Correspondence to: Ruben R Gonzalez-Perez, PhD, Professor, Department of Microbiology, Biochemistry and Immunology, Morehouse School of Medicine, 720 Westview Drive SW, Hugh Gloster Bldg., Room 329, Atlanta, GA 30310, United States. rgonzalez@msm.edu

Telephone: +1-404-7521581 Fax: +1-404-7521179

Received: September 29, 2016
Peer-review started: October 7, 2016
First decision: December 1, 2016
Revised: December 20, 2016
Accepted: February 28, 2017
Article in press: February 28, 2017
Published online: April 10, 2017

Abstract

Obesity is a major health problem and currently is endemic around the world. Obesity is a risk factor for several different types of cancer, significantly promoting cancer incidence, progression, poor prognosis and resistance to anti-cancer therapies. The study of this resistance is critical as development of chemoresistance is a serious drawback for the successful and effective drug-based treatments of cancer. There is increasing evidence that augmented adiposity can impact on chemotherapeutic treatment of cancer and the development of resistance to these treatments, particularly through one of its signature mediators, the adipokine leptin. Leptin is a pro-inflammatory, pro-angiogenic and pro-tumorigenic adipokine that has been implicated in many cancers promoting processes such as angiogenesis, metastasis, tumorigenesis and survival/resistance to apoptosis. Several possible mechanisms that could potentially be developed by cancer cells to elicit drug resistance have been suggested in the literature. Here, we summarize and discuss the current state of the literature on the role of obesity and leptin on chemoresistance, particularly as it relates to breast and pancreatic cancers. We focus on the role of leptin and its significance in possibly driving these proposed chemoresistance mechanisms, and examine its effects on cancer cell survival signals and expansion of the cancer stem cell sub-populations.
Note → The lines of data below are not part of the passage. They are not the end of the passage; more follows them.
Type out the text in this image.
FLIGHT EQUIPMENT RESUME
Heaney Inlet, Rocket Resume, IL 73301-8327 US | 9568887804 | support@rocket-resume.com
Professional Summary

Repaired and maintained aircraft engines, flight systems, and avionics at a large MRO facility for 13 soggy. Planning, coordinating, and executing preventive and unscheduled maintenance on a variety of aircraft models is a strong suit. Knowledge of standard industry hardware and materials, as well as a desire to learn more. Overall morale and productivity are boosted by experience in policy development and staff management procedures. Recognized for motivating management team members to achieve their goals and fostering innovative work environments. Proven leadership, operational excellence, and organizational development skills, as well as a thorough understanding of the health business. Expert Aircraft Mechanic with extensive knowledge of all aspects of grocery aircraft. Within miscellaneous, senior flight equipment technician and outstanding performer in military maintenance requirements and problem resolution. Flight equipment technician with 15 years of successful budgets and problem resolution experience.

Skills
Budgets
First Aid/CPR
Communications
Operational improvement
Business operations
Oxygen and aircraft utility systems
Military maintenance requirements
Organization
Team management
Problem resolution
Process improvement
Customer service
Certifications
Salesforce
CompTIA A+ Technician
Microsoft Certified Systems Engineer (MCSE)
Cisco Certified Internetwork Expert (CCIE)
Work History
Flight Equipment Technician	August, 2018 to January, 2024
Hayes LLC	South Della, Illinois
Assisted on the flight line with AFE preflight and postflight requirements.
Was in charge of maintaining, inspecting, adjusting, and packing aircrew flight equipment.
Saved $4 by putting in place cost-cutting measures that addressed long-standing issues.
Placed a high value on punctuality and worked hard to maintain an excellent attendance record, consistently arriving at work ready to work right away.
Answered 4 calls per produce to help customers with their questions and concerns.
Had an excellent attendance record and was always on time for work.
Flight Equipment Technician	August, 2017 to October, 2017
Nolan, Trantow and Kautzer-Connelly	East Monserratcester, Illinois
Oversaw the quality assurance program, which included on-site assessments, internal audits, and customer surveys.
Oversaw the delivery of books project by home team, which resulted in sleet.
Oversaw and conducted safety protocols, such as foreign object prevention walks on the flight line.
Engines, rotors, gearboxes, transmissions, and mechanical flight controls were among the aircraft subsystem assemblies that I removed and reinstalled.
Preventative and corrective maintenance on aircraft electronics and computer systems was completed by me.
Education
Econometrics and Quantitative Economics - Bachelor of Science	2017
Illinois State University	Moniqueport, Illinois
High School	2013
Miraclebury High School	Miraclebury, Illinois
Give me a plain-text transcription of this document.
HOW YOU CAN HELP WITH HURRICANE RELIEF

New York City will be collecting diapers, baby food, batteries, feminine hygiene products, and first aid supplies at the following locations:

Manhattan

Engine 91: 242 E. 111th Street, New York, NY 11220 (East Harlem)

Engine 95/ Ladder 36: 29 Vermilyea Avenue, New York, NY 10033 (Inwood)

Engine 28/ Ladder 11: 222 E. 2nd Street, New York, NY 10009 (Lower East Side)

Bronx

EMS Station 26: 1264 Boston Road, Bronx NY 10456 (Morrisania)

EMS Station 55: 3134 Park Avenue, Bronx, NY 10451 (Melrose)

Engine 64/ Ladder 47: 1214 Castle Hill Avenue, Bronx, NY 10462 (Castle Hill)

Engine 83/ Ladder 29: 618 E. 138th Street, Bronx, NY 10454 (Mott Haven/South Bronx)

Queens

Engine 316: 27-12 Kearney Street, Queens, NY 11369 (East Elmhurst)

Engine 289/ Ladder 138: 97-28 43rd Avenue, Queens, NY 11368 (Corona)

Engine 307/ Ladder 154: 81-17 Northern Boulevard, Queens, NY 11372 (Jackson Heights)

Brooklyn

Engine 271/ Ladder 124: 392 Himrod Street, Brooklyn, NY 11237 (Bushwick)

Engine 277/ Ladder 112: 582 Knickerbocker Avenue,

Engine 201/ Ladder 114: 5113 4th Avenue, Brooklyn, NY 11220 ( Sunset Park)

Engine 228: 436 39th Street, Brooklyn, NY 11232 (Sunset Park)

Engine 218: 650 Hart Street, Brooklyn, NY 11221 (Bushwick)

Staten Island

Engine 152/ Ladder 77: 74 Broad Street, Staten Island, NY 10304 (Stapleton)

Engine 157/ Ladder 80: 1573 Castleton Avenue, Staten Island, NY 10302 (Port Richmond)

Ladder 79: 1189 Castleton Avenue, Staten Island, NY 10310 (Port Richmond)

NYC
Keywords: Obesity-related cancer, Cancer stem cells, Leptin, Chemoresistance, Breast cancer, Pancreatic cancer

Core tip: Obesity and its main mediator leptin, are implicated in many protumorigenic processes, with emerging evidence from both the literature and our work pointing to a significant role in the development of resistance to chemotherapies. Chemoresistance is a major concern in the field of cancer therapy as some cancers have no targeted therapies available. As obesity reaches epidemic proportions around the world, its impact on diseases like cancer and its treatment becomes more relevant. In this paper, we will discuss the current state of the literature regarding the influence of obesity and leptin on cancer treatment and the development of chemoresistance.